Author: Garret Strand, DPM, Shasta Orthopaedics and Sports Medicine, CA.
INTRODUCTION
Hallux Abducto Valgus (HAV) (also referred to as Hallux Valgus (HV) or Bunion) is one of the most common deformities in the foot and ankle field. This pathological condition involves malpositioning of the first metatarsophalangeal (MTP) joint, caused by both a medial deviation of the first metatarsal bone and a lateral deviation and pronation of the great toe. While HAV prevalence reaches 23% in adults 18-65 years of age, it peaks to 35.7% in those older than 65 years. Females have considerably higher prevalence for the deformity1. Additional predisposing factors are family history, metatarsus adductus, first ray hypermobility, pes planus, equinus contracture, ligamentous laxity, and length of the first metatarsal1. HAV symptoms include altered joint mechanics, dysfunction, and progressive pain often at the medial eminence of the first MTP joint. This deformity can vary from mild to severe. More than 100 different operative techniques have been described for the correction of HAV, however no single procedure is universally successful in all patients with severe HAV and even technically well-performed procedures may fail2,3. While mild to moderate HAV can usually be corrected with a distal osteotomy of the first metatarsal, severe HAV deformities with subluxation of the hallux joint, hypermobility of the first tarsometatarsal (TMT) joint, or generalized laxity as well as recurrent HAV following surgical corrections, are the main indications in the literature for a corrective fusion of the first TMT joint, the so-called modified Lapidus. High union rates and high-level of patient satisfaction encourage correction using Lapidus procedure, in particular for severe HAV conditions.
CASE PRESENTATION
63-year-old, healthy female, non-smoker, with daily routine of moderate physical demands. The patient complained of left foot pain on ambulation, and difficulty with shoe gear. On examination, severe HAV clinical appearance with large deviation of the hallux laterally and hypermobility at the first TMT. The patient requested non-metal surgical fixation.
Pre-operative Planning
Weight bearing radiographs reveal severe HAV with increase in tibial sesamoid position and 1st Inter Metatarsal (IM) angle.
Surgical Procedure
First TMT joint arthrodesis, Calcaneal autograft harvest.
The following OSSIOfiber® fixation implants were used:
- OSSIOfiber® Compression Screw 3.5x28mm x 1 unit
- OSSIOfiber® Compression Screw 3.5x30mm x 1 unit
- OSSIOfiber® Compression Screw 3.5x32mm x 1 unit
Surgical Technique Steps
- Dissection / Access :
Dorsal medial 1st TMT incision, lateral release was performed with mini open incision, 1st TMT was hand prepped, and autograft was packed within joint and temporarily fixated with 0.062″ k-wires. A manual reduction was performed. - Fixation Site Preparation :
Hand preparation, fenestrated until bleeding bone was present. - Implant Insertion :
Three 3.5mm OSSIOfiber® headless Compression Screws were used, two crossing the TMT for compression, third one from M1 to M2 base to hold transverse correction due to large pre op deformity angle. - Closure
3-0 vicryl for deep and superficial closure, 3-0 nylon for skin.
Post-Operative Protocol
- Non-weight bearing: 6 weeks
- Transition to partial weight bearing: CAM boot for 6 weeks with physical therapy.

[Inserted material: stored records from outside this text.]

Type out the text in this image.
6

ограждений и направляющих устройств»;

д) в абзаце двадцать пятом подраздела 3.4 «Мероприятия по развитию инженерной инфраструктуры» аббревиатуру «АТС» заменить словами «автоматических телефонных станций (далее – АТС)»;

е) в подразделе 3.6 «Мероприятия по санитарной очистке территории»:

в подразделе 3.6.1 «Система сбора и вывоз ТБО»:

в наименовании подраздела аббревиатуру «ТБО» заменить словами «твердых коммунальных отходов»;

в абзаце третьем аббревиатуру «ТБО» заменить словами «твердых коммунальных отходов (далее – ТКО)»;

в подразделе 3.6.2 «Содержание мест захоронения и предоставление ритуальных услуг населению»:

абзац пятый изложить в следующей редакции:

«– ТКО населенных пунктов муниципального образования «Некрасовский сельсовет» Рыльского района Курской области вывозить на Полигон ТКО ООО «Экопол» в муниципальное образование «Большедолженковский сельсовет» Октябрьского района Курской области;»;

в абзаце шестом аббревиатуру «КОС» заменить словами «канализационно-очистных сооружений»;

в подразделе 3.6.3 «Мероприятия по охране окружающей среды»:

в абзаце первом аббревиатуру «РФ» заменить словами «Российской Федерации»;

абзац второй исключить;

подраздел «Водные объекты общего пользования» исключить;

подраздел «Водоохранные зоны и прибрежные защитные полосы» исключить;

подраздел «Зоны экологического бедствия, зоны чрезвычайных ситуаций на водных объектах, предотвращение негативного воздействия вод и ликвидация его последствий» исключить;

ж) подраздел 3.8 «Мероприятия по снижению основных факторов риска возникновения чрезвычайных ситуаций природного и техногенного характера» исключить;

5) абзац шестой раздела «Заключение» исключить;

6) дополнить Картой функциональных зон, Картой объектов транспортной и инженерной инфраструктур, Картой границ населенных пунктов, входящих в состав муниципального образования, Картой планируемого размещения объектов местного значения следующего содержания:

- Full weight bearing: In supportive tennis shoes after 12 weeks.
Patient Follow-up
The surgical site completely healed by the time the patient came in for the 2 weeks check-up, and sutures were removed. Swelling was minimal over the 1st TMT joint, with minimal discomfort over the joint through initial healing phase. Physical therapy started at 6 weeks post op. 1st MTP joint range of motion improved gradually with passive and active exercises. Sequent radiographs showed well maintained bone reduction and increased signs of fusion from visit to visit.
Summary:
First TMT fusions are a reliable and reproducible way to correct severe HAV deformities. Patients are more aware and involved in their medical care than ever before and the trend is moving away from using permanent hardware such as metal/plastics within the body, to a more natural fixation. Bio-integrative implants offer an excellent alternative way of fixating challenging deformities such as the one presented here, providing the required mechanical fixation strength while avoiding the need to deal with retained hardware later in life.
References
1. Ray, J. J. et al. Hallux Valgus. Foot Ankle Orthop. 4, 1–12 (2019).
2. Pinney, S., Song, K. R. & Chou, L. B. Surgical treatment of severe hallux valgus: the state of practice among academic foot and ankle surgeons. Foot ankle Int. 27, 1024–1029 (2006).
3. Fraissler, L., Konrads, C., Hoberg, M., Rudert, M. & Walcher, M. Treatment of hallux valgus deformity. EFORT Open Rev. 1, 295–302 (2016).